幽栖録

極私的備忘録

 『ドキュメント 死刑囚』篠田博之 ちくま新書

著者は『創』の発行者・編集長だった。なるほど。3人の死刑囚の話。その内、宮崎勤小林薫、の二人の死刑囚とは、直接手紙のやり取りをしたり面会をしたりしていて、その様子が書かれている。

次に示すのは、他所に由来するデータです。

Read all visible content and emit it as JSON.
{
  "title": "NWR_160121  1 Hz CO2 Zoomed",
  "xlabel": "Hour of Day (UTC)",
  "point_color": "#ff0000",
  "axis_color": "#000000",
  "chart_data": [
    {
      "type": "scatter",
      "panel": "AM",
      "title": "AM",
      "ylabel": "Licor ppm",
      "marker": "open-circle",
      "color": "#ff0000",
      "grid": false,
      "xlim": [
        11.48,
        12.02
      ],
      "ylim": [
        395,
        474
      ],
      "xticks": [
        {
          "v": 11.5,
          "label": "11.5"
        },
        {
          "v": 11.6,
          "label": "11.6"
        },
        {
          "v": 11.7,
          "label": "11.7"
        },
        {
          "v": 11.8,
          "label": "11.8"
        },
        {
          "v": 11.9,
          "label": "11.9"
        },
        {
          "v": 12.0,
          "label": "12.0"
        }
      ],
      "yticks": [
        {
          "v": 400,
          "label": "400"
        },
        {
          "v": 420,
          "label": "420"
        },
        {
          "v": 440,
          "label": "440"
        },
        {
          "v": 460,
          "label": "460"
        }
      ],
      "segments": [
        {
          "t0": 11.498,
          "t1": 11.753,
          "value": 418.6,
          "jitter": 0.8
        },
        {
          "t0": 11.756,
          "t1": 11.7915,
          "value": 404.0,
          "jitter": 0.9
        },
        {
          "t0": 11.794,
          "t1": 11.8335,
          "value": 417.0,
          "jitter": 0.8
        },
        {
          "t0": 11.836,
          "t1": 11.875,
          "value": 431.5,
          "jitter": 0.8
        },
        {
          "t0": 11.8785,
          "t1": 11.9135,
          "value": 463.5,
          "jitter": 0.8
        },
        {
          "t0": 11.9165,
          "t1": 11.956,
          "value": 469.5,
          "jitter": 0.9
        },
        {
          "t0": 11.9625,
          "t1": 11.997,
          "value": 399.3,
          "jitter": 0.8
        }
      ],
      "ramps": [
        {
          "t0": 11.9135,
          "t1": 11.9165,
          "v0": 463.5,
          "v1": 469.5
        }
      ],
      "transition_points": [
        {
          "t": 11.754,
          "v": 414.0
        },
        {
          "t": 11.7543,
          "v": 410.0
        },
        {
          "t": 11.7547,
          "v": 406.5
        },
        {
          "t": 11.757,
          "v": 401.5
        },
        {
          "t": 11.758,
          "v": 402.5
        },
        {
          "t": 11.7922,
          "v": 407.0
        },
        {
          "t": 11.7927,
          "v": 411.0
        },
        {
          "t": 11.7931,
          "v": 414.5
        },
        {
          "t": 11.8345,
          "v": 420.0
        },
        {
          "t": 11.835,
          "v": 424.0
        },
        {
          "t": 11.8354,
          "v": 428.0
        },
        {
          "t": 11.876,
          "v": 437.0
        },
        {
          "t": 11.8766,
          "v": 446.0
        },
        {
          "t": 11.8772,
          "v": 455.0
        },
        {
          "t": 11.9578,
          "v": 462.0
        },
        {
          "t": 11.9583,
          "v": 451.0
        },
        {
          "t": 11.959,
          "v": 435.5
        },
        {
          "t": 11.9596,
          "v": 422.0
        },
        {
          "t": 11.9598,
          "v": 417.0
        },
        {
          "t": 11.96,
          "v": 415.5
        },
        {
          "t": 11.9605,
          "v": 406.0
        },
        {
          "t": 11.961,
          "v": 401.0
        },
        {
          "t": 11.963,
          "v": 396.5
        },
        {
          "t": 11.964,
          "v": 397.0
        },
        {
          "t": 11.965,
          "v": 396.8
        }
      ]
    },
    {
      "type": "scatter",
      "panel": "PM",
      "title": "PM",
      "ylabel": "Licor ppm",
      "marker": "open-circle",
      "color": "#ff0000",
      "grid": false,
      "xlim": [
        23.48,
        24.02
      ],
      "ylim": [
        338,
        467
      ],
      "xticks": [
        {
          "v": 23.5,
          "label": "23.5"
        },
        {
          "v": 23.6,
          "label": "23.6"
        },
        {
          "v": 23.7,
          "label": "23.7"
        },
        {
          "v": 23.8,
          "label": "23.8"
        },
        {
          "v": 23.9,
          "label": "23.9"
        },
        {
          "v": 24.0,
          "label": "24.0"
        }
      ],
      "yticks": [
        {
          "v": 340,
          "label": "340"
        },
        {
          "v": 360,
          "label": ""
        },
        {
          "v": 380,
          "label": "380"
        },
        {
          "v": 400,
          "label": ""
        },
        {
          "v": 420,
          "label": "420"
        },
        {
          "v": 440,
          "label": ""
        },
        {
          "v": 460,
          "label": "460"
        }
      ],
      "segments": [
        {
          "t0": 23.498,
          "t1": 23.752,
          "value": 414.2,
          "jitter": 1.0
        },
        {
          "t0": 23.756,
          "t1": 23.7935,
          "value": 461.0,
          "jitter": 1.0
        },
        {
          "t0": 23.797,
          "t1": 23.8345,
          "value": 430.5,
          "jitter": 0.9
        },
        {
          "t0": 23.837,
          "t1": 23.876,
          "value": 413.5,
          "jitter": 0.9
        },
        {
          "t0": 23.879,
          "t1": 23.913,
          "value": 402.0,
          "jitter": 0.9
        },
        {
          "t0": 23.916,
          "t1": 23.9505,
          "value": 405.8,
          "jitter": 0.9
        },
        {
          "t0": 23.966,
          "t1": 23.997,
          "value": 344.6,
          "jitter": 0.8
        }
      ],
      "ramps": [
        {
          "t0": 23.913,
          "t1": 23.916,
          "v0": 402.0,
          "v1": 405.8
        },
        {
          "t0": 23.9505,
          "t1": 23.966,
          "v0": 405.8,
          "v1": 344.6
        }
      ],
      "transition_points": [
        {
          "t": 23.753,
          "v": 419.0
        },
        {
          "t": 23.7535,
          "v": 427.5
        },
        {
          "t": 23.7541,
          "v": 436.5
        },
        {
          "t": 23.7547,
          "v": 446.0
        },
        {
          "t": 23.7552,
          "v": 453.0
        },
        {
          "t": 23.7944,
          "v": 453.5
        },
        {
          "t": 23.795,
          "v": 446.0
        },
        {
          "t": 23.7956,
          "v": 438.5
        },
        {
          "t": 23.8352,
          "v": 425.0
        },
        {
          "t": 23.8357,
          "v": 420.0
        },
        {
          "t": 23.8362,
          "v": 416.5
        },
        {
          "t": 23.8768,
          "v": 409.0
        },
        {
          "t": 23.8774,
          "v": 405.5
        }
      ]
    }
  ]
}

二人とも、過酷な境遇があって、おそらくはそこから生まれたルサンチマンの爆発とも言える心情によって事件が起こされている。過酷な境遇、というのは著者によれば、父親の抑圧=暴力ということが大きいのだが、そのような状況というのは、しかし彼らの場合だけではないはずなのは確かで、そのような状況が、彼らの心の(脳内の)どこかで異常な回路に結びついてしまったということなのだろうか? 例えば、宮崎の父親は多摩川へ身を投げて責任をとっているし(それが責任の取り方としてどうだったかは別として)、母親はおそらく彼女一人でも生活してゆくのに困難があるだろう状況の中で、被害者に金銭的な償いをしているし、また刑務所への面会へももちろん何回も来ているのだが、宮崎は彼女を偽の母親と呼ぶのだ。決していいかげんな両親ではなかったと思われるのだが、それでも宮崎はそうなってしまった。どうも、これを考えてゆくと、結局、どこかに精神的な傷(それは脳の損傷?)がもともとあって、それが何かのきっかけで増幅されておかしくなってしまった、というようにしか思えなくなってしまうんだな。

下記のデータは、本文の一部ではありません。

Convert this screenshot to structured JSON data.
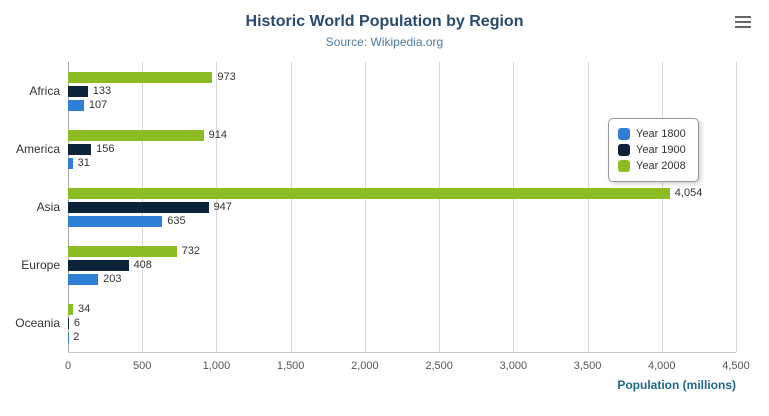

小林薫のほうは、弟もいて、弟はどうやら全うに育っているらしい。小林は、父親の扱いに弟へのえこひいきみたいなものを感じていた節はある。著者の面会要請に、弟は会いたくないと言ったそうで、その気持ちはわかる。
ピュアすぎるというのは精神的な弱さだけれど、小林の場合は、社会規範を守るという意識があまりないし、幼女へのいたずらにしても、まともにものを考えていないというか、つかまったらまずい、という意識が無いのだ(過去に、何回か捕まっているのに)。まあ、どうなってもいいや、いっそ死んじゃった方が良いかな、みたいに思っているだけだ。

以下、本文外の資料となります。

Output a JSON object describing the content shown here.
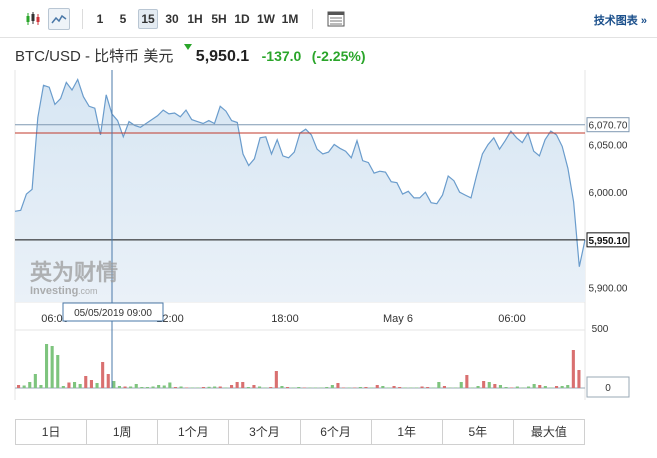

紹介されている言動や手紙などを読んでも、どこか精神的に病んでいると思われるのだが、そうすると、結局、精神的に欠陥があるのだから、我々がまともに動機だとかを考えても始まらない、もともと危ないやつなのだから死刑に処してしまえばそれで良いのだ、という論法が出てくる可能性もある。もちろんそれは、我々自身の『思考停止』にすぎないのは、著者が最後で言っているとおりである。